The Africa Report: 31 May

EWN's Africa Correspondent, Jean-Jacques Cornish, reports on the day's top African news

Visiting Nigerian president Goodluck Jonathan speaks in Parliament in Cape Town on Tuesday, 7 May 2013. Jonathan is paying his first state visit to South Africa and will attend the 23rd World Economic Forum on Africa in Cape Town this week. Picture: GCIS.


The Nigerian army have discovered an arms cache belonging to Lebanese terror group, Hezbollah.

The cache, found in the northern city of Kano, included armament such as rifles, anti-tank weapons and a rocket-propelled grenade.

The northern areas of Nigeria are known strongholds of Nigerian militants, Boko Haram, resulting in the conclusion that these weapons were intended for use by Boko Haram.

The armoury found was allegedly planned for an attack on Israeli and Western interests, reports BBC News Africa.

Whilst the owner of the warehouse where the weapons were found was out of the country, Nigerian forces have made five arrests.
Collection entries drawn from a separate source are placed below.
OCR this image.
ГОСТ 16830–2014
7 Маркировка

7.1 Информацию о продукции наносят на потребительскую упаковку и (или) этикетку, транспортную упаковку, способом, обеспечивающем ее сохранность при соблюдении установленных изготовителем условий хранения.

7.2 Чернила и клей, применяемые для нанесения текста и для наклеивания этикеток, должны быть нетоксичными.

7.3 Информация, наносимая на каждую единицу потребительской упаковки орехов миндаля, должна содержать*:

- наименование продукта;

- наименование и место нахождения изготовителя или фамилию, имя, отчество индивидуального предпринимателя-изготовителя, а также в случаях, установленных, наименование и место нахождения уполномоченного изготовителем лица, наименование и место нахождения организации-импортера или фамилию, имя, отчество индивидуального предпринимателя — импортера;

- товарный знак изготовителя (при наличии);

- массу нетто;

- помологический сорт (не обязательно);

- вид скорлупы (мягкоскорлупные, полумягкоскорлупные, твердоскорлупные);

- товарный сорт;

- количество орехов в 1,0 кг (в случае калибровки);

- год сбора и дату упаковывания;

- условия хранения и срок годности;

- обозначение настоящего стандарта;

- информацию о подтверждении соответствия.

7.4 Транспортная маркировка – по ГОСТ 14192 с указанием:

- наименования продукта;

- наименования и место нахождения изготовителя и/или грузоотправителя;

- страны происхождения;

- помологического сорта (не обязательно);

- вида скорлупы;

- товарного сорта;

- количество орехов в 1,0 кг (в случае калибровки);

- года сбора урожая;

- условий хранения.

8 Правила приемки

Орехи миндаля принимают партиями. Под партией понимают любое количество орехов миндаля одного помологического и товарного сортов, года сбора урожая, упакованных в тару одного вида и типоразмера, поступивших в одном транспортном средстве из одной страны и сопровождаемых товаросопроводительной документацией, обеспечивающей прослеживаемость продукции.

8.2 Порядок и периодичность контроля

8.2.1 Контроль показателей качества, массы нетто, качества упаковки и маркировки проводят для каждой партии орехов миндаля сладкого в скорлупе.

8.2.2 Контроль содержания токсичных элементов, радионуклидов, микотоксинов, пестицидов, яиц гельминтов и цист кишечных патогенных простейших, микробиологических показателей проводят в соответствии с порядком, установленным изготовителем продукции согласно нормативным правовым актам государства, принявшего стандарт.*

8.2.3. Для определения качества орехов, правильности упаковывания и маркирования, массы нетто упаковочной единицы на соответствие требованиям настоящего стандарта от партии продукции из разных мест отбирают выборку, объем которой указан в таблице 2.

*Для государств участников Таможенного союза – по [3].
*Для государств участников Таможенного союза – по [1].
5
The five men arrested are part of the large Lebanese business community based in Kano city.

With the Nigerian army's continued onslaught on jihadi in the north of the country, this find is recognised as a great success.



Just a week after Malawian President Joyce Banda was applauded for raising funds for her country by selling off the presidential plane and a fleet of luxury vehicles, her government has come under fire for striking a controversial labour deal with South Korea.

It what has been labelled "slave labour" by Malawian opposition and pressure groups, Banda, on her recent visit to the Asian county, made an agreement with South Korea that would see the "exportation" of Malawians to Korean farms and factories.

Labour Minister, Eunice Makangala, has spoken out against the wave of criticism that has hit Malawi, saying that government wants to help the country's unemployed.

Although an official unemployment rate is not known, an estimated 80% of secondary school graduates in Malawi are unemployed and unable to self-employ.

Government has defended their decision as having acted in good faith and thousands of Malawian youth are set to leave for South Korea in the near future.



In collaboration between governments, British police have arrested five Rwandan genocide suspects.

Accounts of arrests continue to emerge following the Rwandan genocide of 1994, which the world turned its back to.

In this incident, Emmanuel Nteziryayo, Charles Munyaneza, Celestin Ugirashebuja, Vincent Bajinya and Celestin Mutabaruka were arrested by British police following the emergence of new evidence.

Four of the five men were in fact detained from 2006 to 2009, but the extradition process was stopped by the British High Court for fear that they would not receive a fair trial in Rwanda.

Rwandan authorities have expressed satisfaction and have said they hope these men will face the charges brought against them in what is hoped to be a step closer to pursuing justice for the estimated 800, 000 Rwandans murdered in the genocide.